Though uninscribed, it’s believed his son John is also buried there. Together they were the architects and developers of 18th-century Bath including the Circus, Royal Crescent, Queen Square and Prior Park.
No one knows for certain why the Woods should choose this last resting place a fair distance away from their architectural achievements but it’s known John Wood Senior believed every word of the Bladud legend about the leper prince being cured in the thermal waters his pigs had discovered.
Bladud was said to have tried to fly on homemade wings from nearby Solsbury Hill and fell to his death – John Wood believed – at the site where this Christian church was built.
This morning we were excited because archaeologists from Bristol University were coming to do some ground radar above the ledger stones.
We wanted to know whether this might reveal a family vault or give some indication as to how many people were buried there.

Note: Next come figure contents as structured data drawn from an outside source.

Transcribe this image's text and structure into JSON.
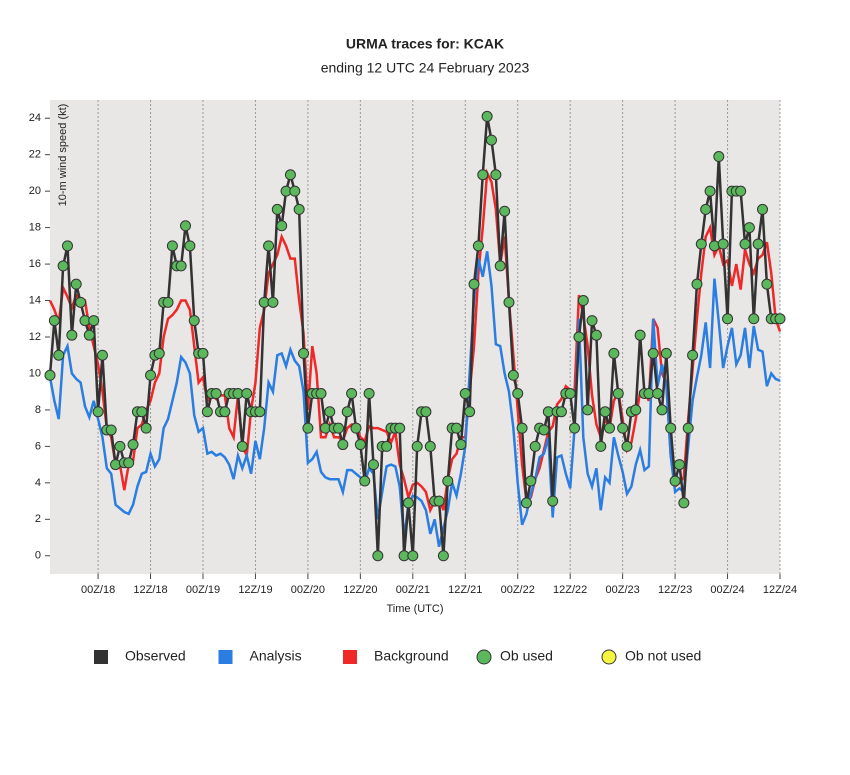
{
  "chart_data": {
    "type": "line",
    "title": "URMA traces for: KCAK",
    "subtitle": "ending 12 UTC 24 February 2023",
    "x_label": "Time (UTC)",
    "y_label": "10-m wind speed (kt)",
    "x": [
      -11,
      -10,
      -9,
      -8,
      -7,
      -6,
      -5,
      -4,
      -3,
      -2,
      -1,
      0,
      1,
      2,
      3,
      4,
      5,
      6,
      7,
      8,
      9,
      10,
      11,
      12,
      13,
      14,
      15,
      16,
      17,
      18,
      19,
      20,
      21,
      22,
      23,
      24,
      25,
      26,
      27,
      28,
      29,
      30,
      31,
      32,
      33,
      34,
      35,
      36,
      37,
      38,
      39,
      40,
      41,
      42,
      43,
      44,
      45,
      46,
      47,
      48,
      49,
      50,
      51,
      52,
      53,
      54,
      55,
      56,
      57,
      58,
      59,
      60,
      61,
      62,
      63,
      64,
      65,
      66,
      67,
      68,
      69,
      70,
      71,
      72,
      73,
      74,
      75,
      76,
      77,
      78,
      79,
      80,
      81,
      82,
      83,
      84,
      85,
      86,
      87,
      88,
      89,
      90,
      91,
      92,
      93,
      94,
      95,
      96,
      97,
      98,
      99,
      100,
      101,
      102,
      103,
      104,
      105,
      106,
      107,
      108,
      109,
      110,
      111,
      112,
      113,
      114,
      115,
      116,
      117,
      118,
      119,
      120,
      121,
      122,
      123,
      124,
      125,
      126,
      127,
      128,
      129,
      130,
      131,
      132,
      133,
      134,
      135,
      136,
      137,
      138,
      139,
      140,
      141,
      142,
      143,
      144,
      145,
      146,
      147,
      148,
      149,
      150,
      151,
      152,
      153,
      154,
      155,
      156
    ],
    "series": [
      {
        "name": "Observed",
        "color": "#333333",
        "values": [
          9.9,
          12.9,
          11,
          15.9,
          17,
          12.1,
          14.9,
          13.9,
          12.9,
          12.1,
          12.9,
          7.9,
          11,
          6.9,
          6.9,
          5,
          6,
          5.1,
          5.1,
          6.1,
          7.9,
          7.9,
          7,
          9.9,
          11,
          11.1,
          13.9,
          13.9,
          17,
          15.9,
          15.9,
          18.1,
          17,
          12.9,
          11.1,
          11.1,
          7.9,
          8.9,
          8.9,
          7.9,
          7.9,
          8.9,
          8.9,
          8.9,
          6,
          8.9,
          7.9,
          7.9,
          7.9,
          13.9,
          17,
          13.9,
          19,
          18.1,
          20,
          20.9,
          20,
          19,
          11.1,
          7,
          8.9,
          8.9,
          8.9,
          7,
          7.9,
          7,
          7,
          6.1,
          7.9,
          8.9,
          7,
          6.1,
          4.1,
          8.9,
          5,
          0,
          6,
          6,
          7,
          7,
          7,
          0,
          2.9,
          0,
          6,
          7.9,
          7.9,
          6,
          3,
          3,
          0,
          4.1,
          7,
          7,
          6.1,
          8.9,
          7.9,
          14.9,
          17,
          20.9,
          24.1,
          22.8,
          20.9,
          15.9,
          18.9,
          13.9,
          9.9,
          8.9,
          7,
          2.9,
          4.1,
          6,
          7,
          6.9,
          7.9,
          3,
          7.9,
          7.9,
          8.9,
          8.9,
          7,
          12,
          14,
          8,
          12.9,
          12.1,
          6,
          7.9,
          7,
          11.1,
          8.9,
          7,
          6,
          7.9,
          8,
          12.1,
          8.9,
          8.9,
          11.1,
          8.9,
          8,
          11.1,
          7,
          4.1,
          5,
          2.9,
          7,
          11,
          14.9,
          17.1,
          19,
          20,
          17,
          21.9,
          17.1,
          13,
          20,
          20,
          20,
          17.1,
          18,
          13,
          17.1,
          19,
          14.9,
          13,
          13,
          13
        ]
      },
      {
        "name": "Analysis",
        "color": "#2a7de1",
        "values": [
          9.8,
          8.5,
          7.5,
          11,
          11.5,
          10,
          9.7,
          9.5,
          8.2,
          7.6,
          8.5,
          7.5,
          6.5,
          4.8,
          4.5,
          2.8,
          2.6,
          2.4,
          2.3,
          2.8,
          3.8,
          4.5,
          4.6,
          5.6,
          4.9,
          5.3,
          7,
          7.5,
          8.5,
          9.5,
          10.9,
          10.6,
          10,
          7.7,
          6.8,
          7,
          5.6,
          5.7,
          5.5,
          5.6,
          5.4,
          5,
          4.2,
          5.5,
          4.8,
          5.5,
          4.5,
          6.3,
          5.3,
          7,
          9.5,
          9,
          11,
          11.1,
          10.4,
          11.3,
          10.7,
          10.4,
          9,
          5.1,
          5.3,
          5.7,
          4.6,
          4.3,
          4.2,
          4.2,
          4.2,
          3.5,
          4.7,
          4.7,
          4.5,
          4.3,
          4,
          4.8,
          4.5,
          2,
          3.5,
          4.9,
          5,
          4.9,
          3.8,
          1,
          2.8,
          3.3,
          3.2,
          3,
          2.5,
          1.2,
          2,
          0.5,
          1.5,
          2.5,
          4,
          3.3,
          4.5,
          6,
          10,
          14,
          16.3,
          15.3,
          16.7,
          14.8,
          11.6,
          11.5,
          10,
          9,
          7,
          4,
          1.7,
          2.3,
          3.4,
          4.2,
          5.4,
          5.6,
          6.5,
          2.1,
          5.4,
          5.5,
          4.5,
          3.7,
          7,
          13,
          6.5,
          4.5,
          3.8,
          4.8,
          2.5,
          4.3,
          4,
          6.5,
          5.5,
          4.6,
          3.4,
          3.8,
          5,
          5.8,
          4.7,
          4.9,
          13,
          9.3,
          10.5,
          9.3,
          5.5,
          3.5,
          3.7,
          3.5,
          6,
          8.5,
          9.8,
          11,
          12.8,
          10.3,
          15.2,
          12.8,
          10.3,
          11.5,
          12.5,
          10.5,
          11,
          12.5,
          10.3,
          12.6,
          11.3,
          11.2,
          9.3,
          10,
          9.7,
          9.6
        ]
      },
      {
        "name": "Background",
        "color": "#f02828",
        "values": [
          14,
          13.5,
          12.8,
          14.7,
          14.2,
          13.6,
          14.3,
          14,
          14,
          12.5,
          11.5,
          10.5,
          9,
          7,
          6.5,
          5,
          5,
          3.6,
          5,
          5.2,
          7,
          7.2,
          8,
          8.5,
          9.5,
          10,
          12,
          13,
          13.2,
          13.5,
          14,
          14,
          13.5,
          11.5,
          9.5,
          9.8,
          8.5,
          8.8,
          8.6,
          8.8,
          8.8,
          7,
          6.5,
          8.8,
          6,
          5.5,
          8,
          9.5,
          12.5,
          13.5,
          15.5,
          16,
          16.5,
          17.5,
          17,
          16.3,
          16.3,
          14,
          12.2,
          8,
          11.5,
          10,
          6.5,
          6.5,
          7.2,
          6.5,
          6.5,
          6.3,
          7,
          7.2,
          7.2,
          6.5,
          6.3,
          7.1,
          7,
          7,
          6.9,
          6.8,
          6.2,
          6.8,
          5,
          4.2,
          3.2,
          3.9,
          4,
          3.8,
          3.5,
          2.5,
          3,
          3.2,
          2.5,
          4.2,
          5.3,
          5.6,
          6.5,
          6.5,
          9,
          11.5,
          15.5,
          18,
          21,
          20.5,
          19,
          16,
          17.5,
          14,
          11,
          8,
          5,
          3,
          3.2,
          4.2,
          4.8,
          5.8,
          6.8,
          7.1,
          8.3,
          8.6,
          9.3,
          9.1,
          9,
          14.3,
          13.2,
          11.5,
          8.8,
          7.2,
          6.5,
          7.5,
          7,
          8.5,
          9,
          7.5,
          5.8,
          6.2,
          7.5,
          9,
          9,
          8.5,
          13,
          12.5,
          10,
          9.5,
          5.5,
          3.8,
          4,
          4.3,
          7.5,
          10.2,
          13,
          15.5,
          17.5,
          18,
          16.5,
          17,
          16,
          16.2,
          14.8,
          16,
          14.6,
          16.8,
          16,
          15.5,
          16.3,
          16.5,
          17.2,
          15.5,
          13,
          12.3
        ]
      }
    ],
    "markers": [
      {
        "name": "Ob used",
        "color": "#5cb85c"
      },
      {
        "name": "Ob not used",
        "color": "#f5f542"
      }
    ],
    "xlim": [
      -11,
      156
    ],
    "xticks": [
      {
        "value": 0,
        "label": "00Z/18"
      },
      {
        "value": 12,
        "label": "12Z/18"
      },
      {
        "value": 24,
        "label": "00Z/19"
      },
      {
        "value": 36,
        "label": "12Z/19"
      },
      {
        "value": 48,
        "label": "00Z/20"
      },
      {
        "value": 60,
        "label": "12Z/20"
      },
      {
        "value": 72,
        "label": "00Z/21"
      },
      {
        "value": 84,
        "label": "12Z/21"
      },
      {
        "value": 96,
        "label": "00Z/22"
      },
      {
        "value": 108,
        "label": "12Z/22"
      },
      {
        "value": 120,
        "label": "00Z/23"
      },
      {
        "value": 132,
        "label": "12Z/23"
      },
      {
        "value": 144,
        "label": "00Z/24"
      },
      {
        "value": 156,
        "label": "12Z/24"
      }
    ],
    "ylim": [
      -1,
      25
    ],
    "yticks": [
      0,
      2,
      4,
      6,
      8,
      10,
      12,
      14,
      16,
      18,
      20,
      22,
      24
    ],
    "grid": true
  }
}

Initial soundings were not looking too promising when l spoke to historian and John Wood specialist David Crellin who – like me was watching Alex and Costas carrying out this specialised ‘geophysical imaging.’
I’ve long thought that the tomb of John Wood at Swainswick was a holding
grave until an intended chapel was built at the back of the Royal
Crescent. It’s on the plan that goes with the indenture that Wood the
Younger signed with Margaret Garrard in 1764. I’m feel it’s likely he
meant it to be the family vault – so that his father would be buried
close to the amazing piece of town planning that the two Woods designed.
And it would explain why the grave at Swainswick is so tucked away out
of sight. Sadly, Wood’s chapel was never built. This is purely my
opinion – please don’t quote it as a fact.